Amanda Susskind, Pacific Southwest Region director of the Anti-Defamation League who will be one of the forum’s panelists, described the
current level of anti-Semitism in France as serious, but said she always cautions people “to make the comparison to pre-Nazi Germany is not fair
either.”

“There is a vibrant Jewish community that is extremely vocal and has a great deal of respect,” Susskind said. “There is a government that supports
the Jewish community and has been outspoken to denounce anti-Semitism.”

Geller said she hopes the forum will lead to people understanding “what’s really happening in the world and why it’s happening in the world and
what we as a Jewish community here in North America ought to be doing in response.”

Temple Emanuel has held a Contemporary Issues Forum each Yom Kippur since shortly after Geller became its chief rabbi in 1994.
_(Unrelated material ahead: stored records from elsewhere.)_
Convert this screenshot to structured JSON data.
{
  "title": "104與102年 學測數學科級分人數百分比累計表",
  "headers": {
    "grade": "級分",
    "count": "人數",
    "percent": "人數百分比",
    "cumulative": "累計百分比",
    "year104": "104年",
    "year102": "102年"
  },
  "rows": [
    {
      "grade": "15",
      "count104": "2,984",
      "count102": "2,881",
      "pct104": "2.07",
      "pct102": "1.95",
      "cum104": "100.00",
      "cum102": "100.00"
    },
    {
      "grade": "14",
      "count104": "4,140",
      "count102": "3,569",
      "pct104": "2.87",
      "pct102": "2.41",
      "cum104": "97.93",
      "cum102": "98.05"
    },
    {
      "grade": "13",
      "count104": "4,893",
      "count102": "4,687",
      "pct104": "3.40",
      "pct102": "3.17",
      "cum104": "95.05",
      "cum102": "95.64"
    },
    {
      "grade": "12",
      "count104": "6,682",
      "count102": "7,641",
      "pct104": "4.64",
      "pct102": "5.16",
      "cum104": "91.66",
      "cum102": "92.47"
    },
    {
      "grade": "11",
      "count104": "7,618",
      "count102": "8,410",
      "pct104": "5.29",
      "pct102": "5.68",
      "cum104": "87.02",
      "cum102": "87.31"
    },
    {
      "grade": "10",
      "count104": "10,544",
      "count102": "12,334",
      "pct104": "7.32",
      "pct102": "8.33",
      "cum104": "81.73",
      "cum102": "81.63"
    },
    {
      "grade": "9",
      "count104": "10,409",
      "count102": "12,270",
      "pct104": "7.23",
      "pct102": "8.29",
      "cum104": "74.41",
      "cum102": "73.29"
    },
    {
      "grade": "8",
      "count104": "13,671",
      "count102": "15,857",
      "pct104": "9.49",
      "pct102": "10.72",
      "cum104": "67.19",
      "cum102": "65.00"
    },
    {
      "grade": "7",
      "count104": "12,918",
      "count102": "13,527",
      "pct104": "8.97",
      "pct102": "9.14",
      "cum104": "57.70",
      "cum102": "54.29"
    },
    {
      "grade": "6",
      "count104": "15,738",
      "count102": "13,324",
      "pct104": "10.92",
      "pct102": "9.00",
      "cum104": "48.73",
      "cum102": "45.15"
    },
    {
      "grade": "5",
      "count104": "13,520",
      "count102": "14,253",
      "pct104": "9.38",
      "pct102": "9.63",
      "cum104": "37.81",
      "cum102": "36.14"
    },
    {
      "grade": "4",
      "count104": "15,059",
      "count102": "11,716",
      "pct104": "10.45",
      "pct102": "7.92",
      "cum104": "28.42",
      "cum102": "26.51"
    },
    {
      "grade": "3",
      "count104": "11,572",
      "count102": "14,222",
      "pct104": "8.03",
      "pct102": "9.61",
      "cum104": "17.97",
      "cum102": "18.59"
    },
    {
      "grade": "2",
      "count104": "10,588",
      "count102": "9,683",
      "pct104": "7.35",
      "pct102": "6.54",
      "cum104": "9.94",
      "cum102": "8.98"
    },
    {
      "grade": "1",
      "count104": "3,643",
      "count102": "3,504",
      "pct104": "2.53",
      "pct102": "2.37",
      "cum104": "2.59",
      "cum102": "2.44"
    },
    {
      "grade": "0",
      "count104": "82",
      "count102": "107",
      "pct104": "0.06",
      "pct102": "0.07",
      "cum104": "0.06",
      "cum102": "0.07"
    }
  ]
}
“We wanted to make it clear that the work of Yom Kippur is not just personal spiritual work, but it also has to do with our responsibility with the
larger world,” Geller said.

According to Jewish tradition, Yom Kippur is the day on which Moses came down from Mount Sinai with the second set of commandment tablets and
announced God’s pardon of the people.

Yom Kippur concludes after sunset Saturday.